L’économie insulaire marque le pas. Selon les dernières données publiées par Insee, l’année 2025 s’inscrit dans une dynamique de ralentissement, dans la continuité de la fin 2024. L’activité économique, mesurée en nombre d’heures rémunérées, recule légèrement sur l’île (-0,1 %), une baisse toutefois moins marquée qu’au niveau national (-0,4 %) .

Ce tassement se reflète sur le marché du travail. L’emploi salarié diminue de 0,4 % sur un an, pour atteindre 129 000 postes fin 2025, une contraction exclusivement liée au secteur privé . À l’inverse, l’emploi public permet de maintenir une certaine stabilité, notamment au dernier trimestre, en compensant les pertes enregistrées dans les services marchands .

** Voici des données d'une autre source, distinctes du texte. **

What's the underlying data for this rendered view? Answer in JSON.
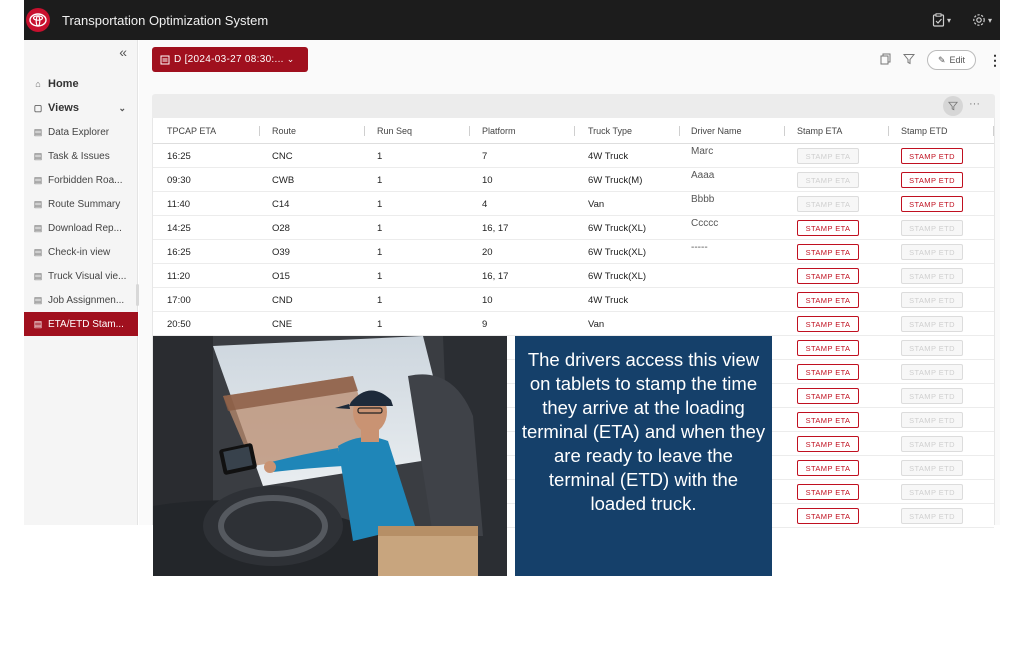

Dans ce contexte, le taux de chômage repart à la hausse pour s’établir à 6,8 % fin 2025. Un niveau qui reste inférieur à la moyenne nationale (7,9 %), mais qui traduit une dégradation progressive du marché de l’emploi insulaire .

Autre indicateur préoccupant : la vitalité entrepreneuriale. Si les créations d’entreprises progressent timidement (+0,6 %), elles restent loin de la dynamique observée à l’échelle nationale. Dans le même temps, les défaillances bondissent de 13 % sur un an, touchant particulièrement le secteur des services .

Le secteur de la construction confirme également ce ralentissement. Les logements nouvellement commercialisés reculent de 4,5 % et les permis de construire diminuent de 3,6 %, à contre-courant de la tendance nationale .

Quelques motifs de satisfaction subsistent toutefois. Le tourisme, pilier de l’économie corse, reste dynamique avec 10,8 millions de nuitées enregistrées en 2025, en légère hausse (+1,1 %). Même constat du côté des transports, où le trafic maritime (+2,3 %) et aérien (+1,6 %) continue de progresser, confirmant l’attractivité de l’île .

Dans le détail, le secteur tertiaire apparaît contrasté : si l’hébergement-restauration et le transport résistent, le commerce et les autres services enregistrent des reculs sensibles, contribuant à une perte nette d’emplois dans ces activités .

À l’aube de 2026, les perspectives restent incertaines. Dans un contexte national déjà marqué par une croissance modérée, la Corse devra faire face à des défis structurels, entre fragilité du tissu économique et dépendance à certains secteurs clés. Une équation délicate pour une économie insulaire en quête de nouveaux relais de croissance.